The shortage of savings and hard currency reserves is partly the result of huge shortfalls in oil revenues being remitted to the treasury during the recent boom. Mr Sanusi, the former central bank governor, was suspended earlier this year after he alleged that up to $20bn owed by the state oil company was unaccounted for and warned he would be unable to defend the naira should there be an oil price shock. The findings of a PwC audit commissioned by the government on the allegations were due in August but have yet to be made public.
The central bank governor pledged on Tuesday to defend the currency "within the limits of available reserves". The naira on Monday hit a record low of N178.45 and after the policy announcements on Tuesday it traded at N177.

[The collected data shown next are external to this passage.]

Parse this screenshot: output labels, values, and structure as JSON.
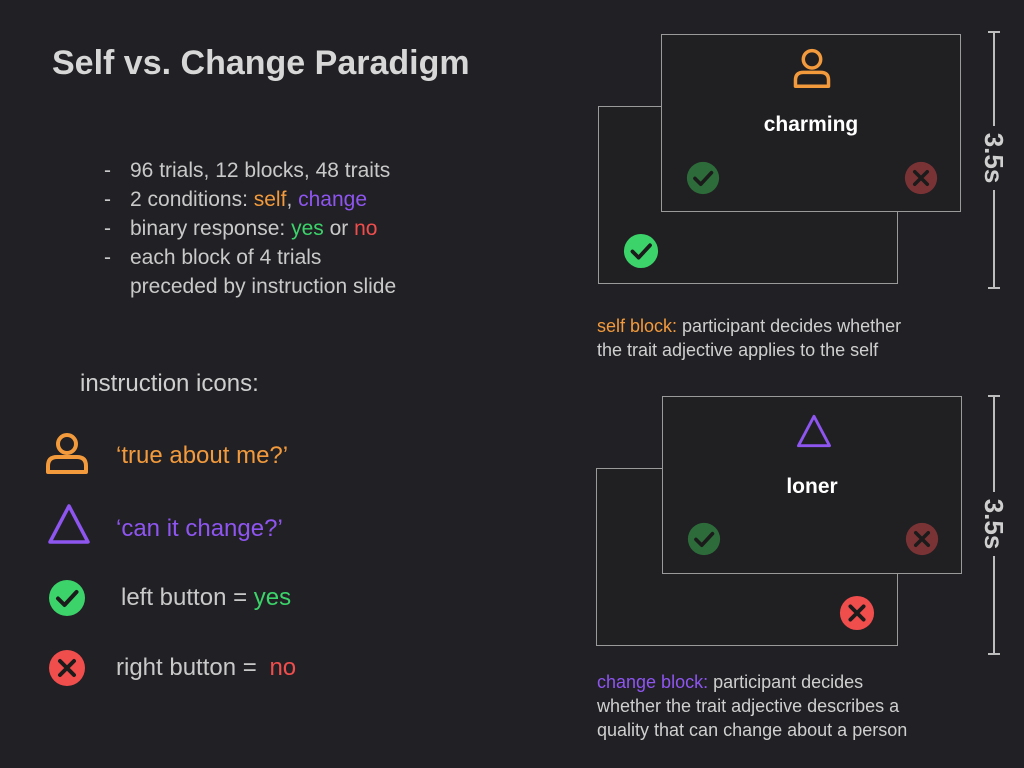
{
  "title": "Self vs. Change Paradigm",
  "bullets": [
    {
      "dash": "-",
      "text": "96 trials, 12 blocks, 48 traits"
    },
    {
      "dash": "-",
      "prefix": "2 conditions: ",
      "self": "self",
      "sep": ", ",
      "change": "change"
    },
    {
      "dash": "-",
      "prefix": "binary response: ",
      "yes": "yes",
      "sep": " or ",
      "no": "no"
    },
    {
      "dash": "-",
      "line1": "each block of 4 trials",
      "line2": "preceded by instruction slide"
    }
  ],
  "instruction_icons": {
    "heading": "instruction icons:",
    "self_prompt": "‘true about me?’",
    "change_prompt": "‘can it change?’",
    "left_label": "left button = ",
    "left_value": "yes",
    "right_label": "right button = ",
    "right_value": "no"
  },
  "self_block": {
    "word": "charming",
    "timing": "3.5s",
    "caption_label": "self block:",
    "caption_line1": " participant decides whether",
    "caption_line2": "the trait adjective applies to the self"
  },
  "change_block": {
    "word": "loner",
    "timing": "3.5s",
    "caption_label": "change block:",
    "caption_line1": " participant decides",
    "caption_line2": "whether the trait adjective describes a",
    "caption_line3": "quality that can change about a person"
  },
  "colors": {
    "background": "#212024",
    "self_orange": "#f29a3c",
    "change_purple": "#8e55f0",
    "yes_green": "#3bd36a",
    "no_red": "#f04d4d",
    "dim_green": "#2d6b3a",
    "dim_red": "#7a3335"
  },
  "icons": [
    "person-icon",
    "triangle-icon",
    "check-circle-icon",
    "x-circle-icon"
  ]
}
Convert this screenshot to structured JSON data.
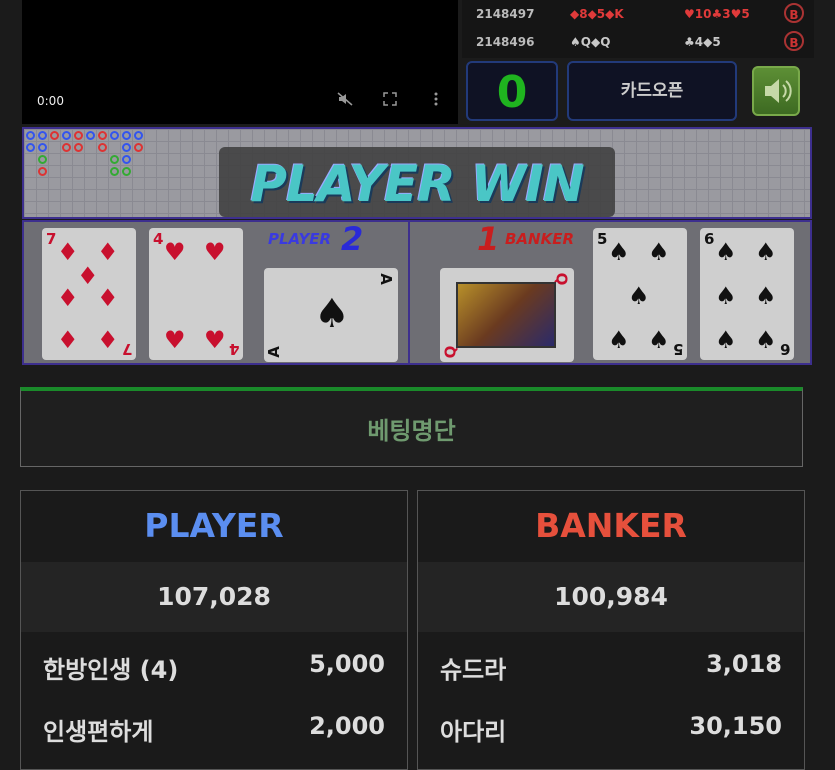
{
  "video": {
    "time": "0:00",
    "icons": [
      "mute-icon",
      "fullscreen-icon",
      "more-icon"
    ]
  },
  "history": [
    {
      "round": "2148497",
      "player_cards": "◆8◆5◆K",
      "banker_cards": "♥10♣3♥5",
      "winner": "B"
    },
    {
      "round": "2148496",
      "player_cards": "♠Q◆Q",
      "banker_cards": "♣4◆5",
      "winner": "B"
    }
  ],
  "controls": {
    "score": "0",
    "card_open_label": "카드오픈",
    "sound_icon": "speaker-icon"
  },
  "result_banner": "PLAYER WIN",
  "table": {
    "player_label": "PLAYER",
    "player_score": "2",
    "banker_label": "BANKER",
    "banker_score": "1",
    "player_cards": [
      {
        "rank": "7",
        "suit": "♦",
        "color": "#c8102e"
      },
      {
        "rank": "4",
        "suit": "♥",
        "color": "#c8102e"
      },
      {
        "rank": "A",
        "suit": "♠",
        "color": "#111111"
      }
    ],
    "banker_cards": [
      {
        "rank": "Q",
        "suit": "♥",
        "color": "#c8102e"
      },
      {
        "rank": "5",
        "suit": "♠",
        "color": "#111111"
      },
      {
        "rank": "6",
        "suit": "♠",
        "color": "#111111"
      }
    ]
  },
  "bet_list_title": "베팅명단",
  "player_panel": {
    "title": "PLAYER",
    "title_color": "#5b8ef0",
    "total": "107,028",
    "bets": [
      {
        "name": "한방인생 (4)",
        "amount": "5,000"
      },
      {
        "name": "인생편하게",
        "amount": "2,000"
      }
    ]
  },
  "banker_panel": {
    "title": "BANKER",
    "title_color": "#e6503c",
    "total": "100,984",
    "bets": [
      {
        "name": "슈드라",
        "amount": "3,018"
      },
      {
        "name": "아다리",
        "amount": "30,150"
      }
    ]
  },
  "colors": {
    "accent_green": "#1fb41f",
    "border_blue": "#3d2f8e",
    "bet_bar_green": "#1a8a2a"
  }
}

The currency's fall has been accompanied by a slide in the stock exchange, which is down by 15 per cent since the start of the year as foreign investors rush to exit.
The naira devaluation would be politically sensitive, given its inflationary impact in a country dependent on imports for consumer goods from gasoline to clothes.
While the oil price is still within budget forecasts, Nigeria's government has less room for manoeuvre than in the recent past and Mr Emefiele on Tuesday warned that the current budget assumption of $73 a barrel "may be overly optimistic".
Earlier this month, Ngozi Okonjo-Iweala, the co-ordinating minister for finance and the economy, sliced projected spending by 6 per cent and lowered the budgeted price for oil to $73 from $78 in the 2015 budget. Ms Okonjo-Iweala could soon announce further cuts in the budget, including on fuel subsidies.
Such a move would be politically sensitive; the prospect of subsidy reductions has already drawn opposition from Nigerian unions. An attempt by Mr Jonathan to eliminate the subsidy in 2012 prompted widespread protests.